Fired rounds of pistol, two pistols with magazines, a bag of nails, live rounds of AK-47 and fired cartridges of AK-47 were all part of the recovery.
‘Violation of Indian Evidence Act’
According to the tribunal’s order, heavy reliance on these statements was “clearly in violation of the Indian Evidence Act”.
The tribunal was referring to the statements of two civilians, on whose tip-off Singh claimed his unit had planned the operation, and Singh’s own alleged confession, which became the basis for his conviction. The two civilians were initially clubbed as accused along with Singh.
While one of the two civilians was made an approver, the second was declared hostile during the court-martial proceedings, with the Army court discarding the latter’s statement made before it. The hostile statement had backed Singh.
With regard to Singh’s statement recorded during the CoI, the tribunal observed it was done by the Board of Officers at the time when he was in close arrest, which is “in breach of the Evidence Act” — the law which governs the procedure to be followed by courts during a criminal trial.
“It is a well-established principle of law that no person can be implicated on the basis of a disclosure statement made in the circumstances explained in the Evidence Act,” said the tribunal in its bail order.

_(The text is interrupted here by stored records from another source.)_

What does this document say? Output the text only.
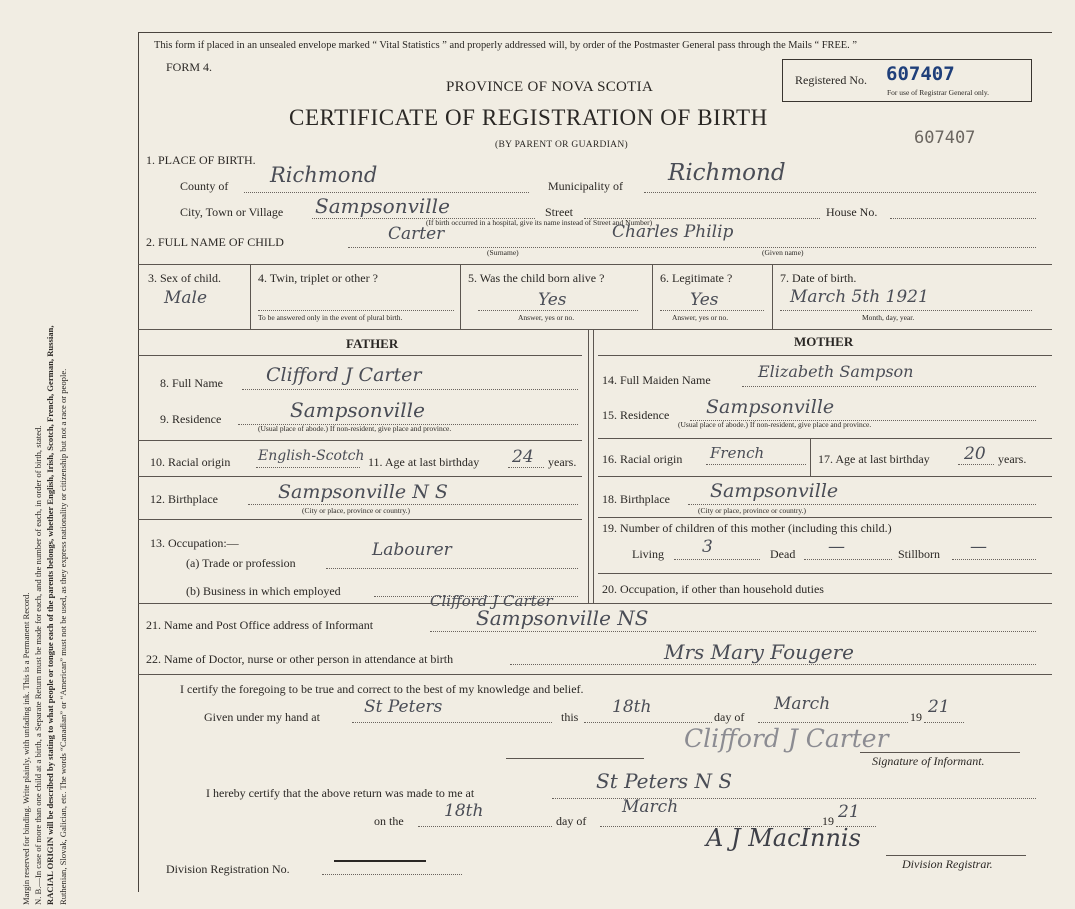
Margin reserved for binding. Write plainly, with unfading ink. This is a Permanent Record. N. B.—In case of more than one child at a birth, a Separate Return must be made for each, and the number of each, in order of birth, stated. RACIAL ORIGIN will be described by stating to what people or tongue each of the parents belongs, whether English, Irish, Scotch, French, German, Russian, Ruthenian, Slovak, Galician, etc. The words “Canadian” or “American” must not be used, as they express nationality or citizenship but not a race or people.
This form if placed in an unsealed envelope marked “ Vital Statistics ” and properly addressed will, by order of the Postmaster General pass through the Mails “ FREE. ”
FORM 4.
PROVINCE OF NOVA SCOTIA
CERTIFICATE OF REGISTRATION OF BIRTH
(BY PARENT OR GUARDIAN)
Registered No. 607407
For use of Registrar General only.
607407
1. PLACE OF BIRTH.
County of Richmond	Municipality of Richmond
City, Town or Village Sampsonville	Street
(If birth occurred in a hospital, give its name instead of Street and Number)
House No.
2. FULL NAME OF CHILD	Carter	Charles Philip
(Surname)	(Given name)
3. Sex of child.
Male
4. Twin, triplet or other ?
To be answered only in the event of plural birth.
5. Was the child born alive ?
Yes
Answer, yes or no.
6. Legitimate ?
Yes
Answer, yes or no.
7. Date of birth.
March 5th 1921
Month, day, year.
FATHER	MOTHER
8. Full Name Clifford J Carter
9. Residence	Sampsonville
(Usual place of abode.) If non-resident, give place and province.
10. Racial origin English-Scotch 11. Age at last birthday 24 years.
12. Birthplace	Sampsonville N S
(City or place, province or country.)
13. Occupation:—
(a) Trade or profession
Labourer
(b) Business in which employed
14. Full Maiden Name	Elizabeth Sampson
15. Residence Sampsonville
(Usual place of abode.) If non-resident, give place and province.
16. Racial origin French	17. Age at last birthday 20 years.
18. Birthplace Sampsonville
(City or place, province or country.)
19. Number of children of this mother (including this child.)
Living 3	Dead —	Stillborn —
20. Occupation, if other than household duties
21. Name and Post Office address of Informant
Clifford J Carter
Sampsonville NS
22. Name of Doctor, nurse or other person in attendance at birth	Mrs Mary Fougere
I certify the foregoing to be true and correct to the best of my knowledge and belief.
Given under my hand at	St Peters	this 18th	day of
March
19 21
Clifford J Carter
Signature of Informant.
I hereby certify that the above return was made to me at	St Peters N S
on the 18th	day of
March
19 21
A J MacInnis
Division Registrar.
Division Registration No.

On the admissibility of the statement given by one of the two civilians, who became an approver, the tribunal held the same cannot be accepted in view of the Evidence Act, which stipulates that a conviction cannot be ordered based on a co-accused’s statement.

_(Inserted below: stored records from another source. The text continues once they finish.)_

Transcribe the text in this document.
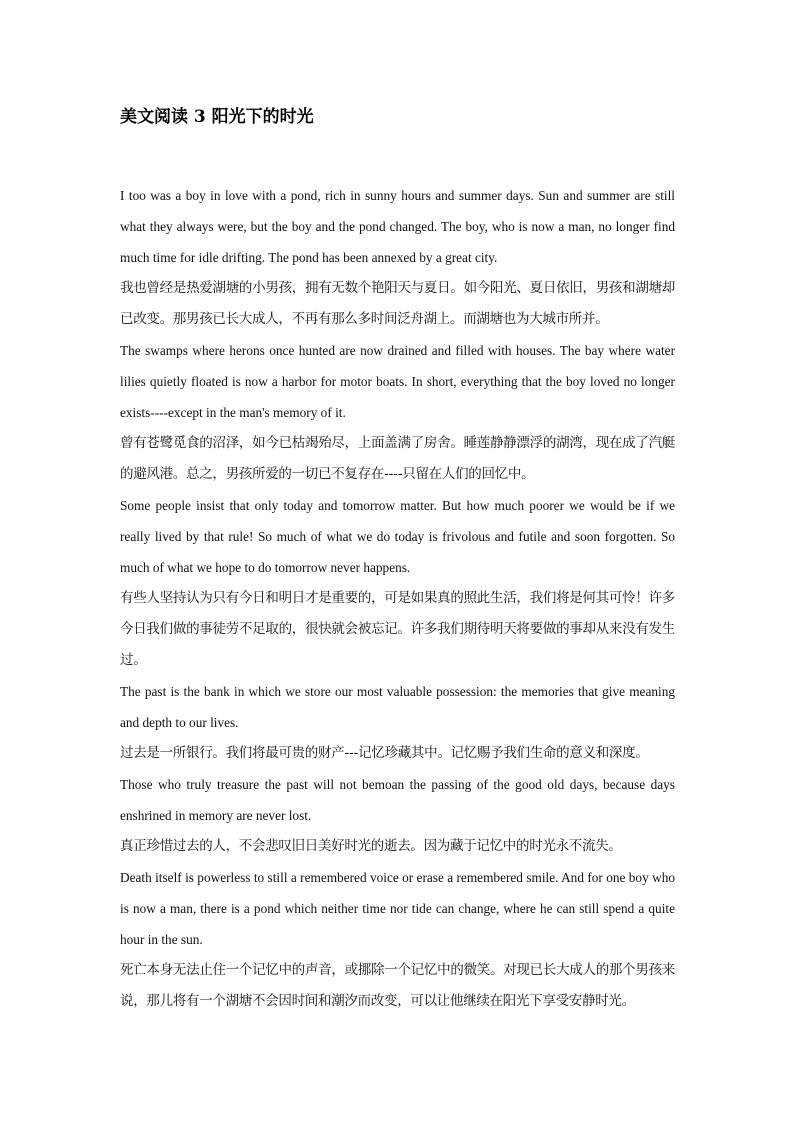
美文阅读 3 阳光下的时光

I too was a boy in love with a pond, rich in sunny hours and summer days. Sun and summer are still what they always were, but the boy and the pond changed. The boy, who is now a man, no longer find much time for idle drifting. The pond has been annexed by a great city.

我也曾经是热爱湖塘的小男孩，拥有无数个艳阳天与夏日。如今阳光、夏日依旧，男孩和湖塘却已改变。那男孩已长大成人，不再有那么多时间泛舟湖上。而湖塘也为大城市所并。

The swamps where herons once hunted are now drained and filled with houses. The bay where water lilies quietly floated is now a harbor for motor boats. In short, everything that the boy loved no longer exists----except in the man's memory of it.

曾有苍鹭觅食的沼泽，如今已枯竭殆尽，上面盖满了房舍。睡莲静静漂浮的湖湾，现在成了汽艇的避风港。总之，男孩所爱的一切已不复存在----只留在人们的回忆中。

Some people insist that only today and tomorrow matter. But how much poorer we would be if we really lived by that rule! So much of what we do today is frivolous and futile and soon forgotten. So much of what we hope to do tomorrow never happens.

有些人坚持认为只有今日和明日才是重要的，可是如果真的照此生活，我们将是何其可怜！许多今日我们做的事徒劳不足取的，很快就会被忘记。许多我们期待明天将要做的事却从来没有发生过。

The past is the bank in which we store our most valuable possession: the memories that give meaning and depth to our lives.

过去是一所银行。我们将最可贵的财产---记忆珍藏其中。记忆赐予我们生命的意义和深度。

Those who truly treasure the past will not bemoan the passing of the good old days, because days enshrined in memory are never lost.

真正珍惜过去的人，不会悲叹旧日美好时光的逝去。因为藏于记忆中的时光永不流失。

Death itself is powerless to still a remembered voice or erase a remembered smile. And for one boy who is now a man, there is a pond which neither time nor tide can change, where he can still spend a quite hour in the sun.

死亡本身无法止住一个记忆中的声音，或挪除一个记忆中的微笑。对现已长大成人的那个男孩来说，那儿将有一个湖塘不会因时间和潮汐而改变，可以让他继续在阳光下享受安静时光。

As for the second witness’s version, the tribunal observed his “hostile” statement, which was in Singh’s favour, along with other material on record, became “credit worthy” and can be relied upon. “Yet, the court martial panel ignored his statement,” it said.
“It is clear that in recording the guilt of the applicant with regard to the charges, there being no independent evidence, reliance has been placed on the confession statement of the applicant, which is not admissible in evidence and the statement of the co-accused (approver),” the tribunal said.
It added that if both these statements are “discarded”, “nothing remains on record to hold the applicant (Singh) guilty”.
Tribunal on use of arms and ammunition
Apart from the hostile witness’s statement, the tribunal said, the exorbitant expenditure on arms and ammunition (for the operation), as indicated in SITREP — a situation report prepared by every unit before an operation is carried out — “discredits the prosecution’s case”.
According to Singh, his unit had hidden the SITREP and tried to downplay it even though it correctly reflects the nature of the operation and how it was carried out.
SITREP, the tribunal found, mentions the presence of a junior officer with Singh when the operation took place.
Considering this, the tribunal said, the Army’s claim that nobody was present with the accused was surprising and brought the entire operation under suspicion.
Though the tribunal briefly touched upon the statements made by some other crucial witnesses, it refrained from holding an elaborate discussion on them at the interlocutory stage of suspension of sentence.
However, it did note that these statements throw some “light with regard to the fact that prior information of the operation and permission from the Commanding Officer was available and there was also sharing of location, including deletion of chats from WhatsApp group.”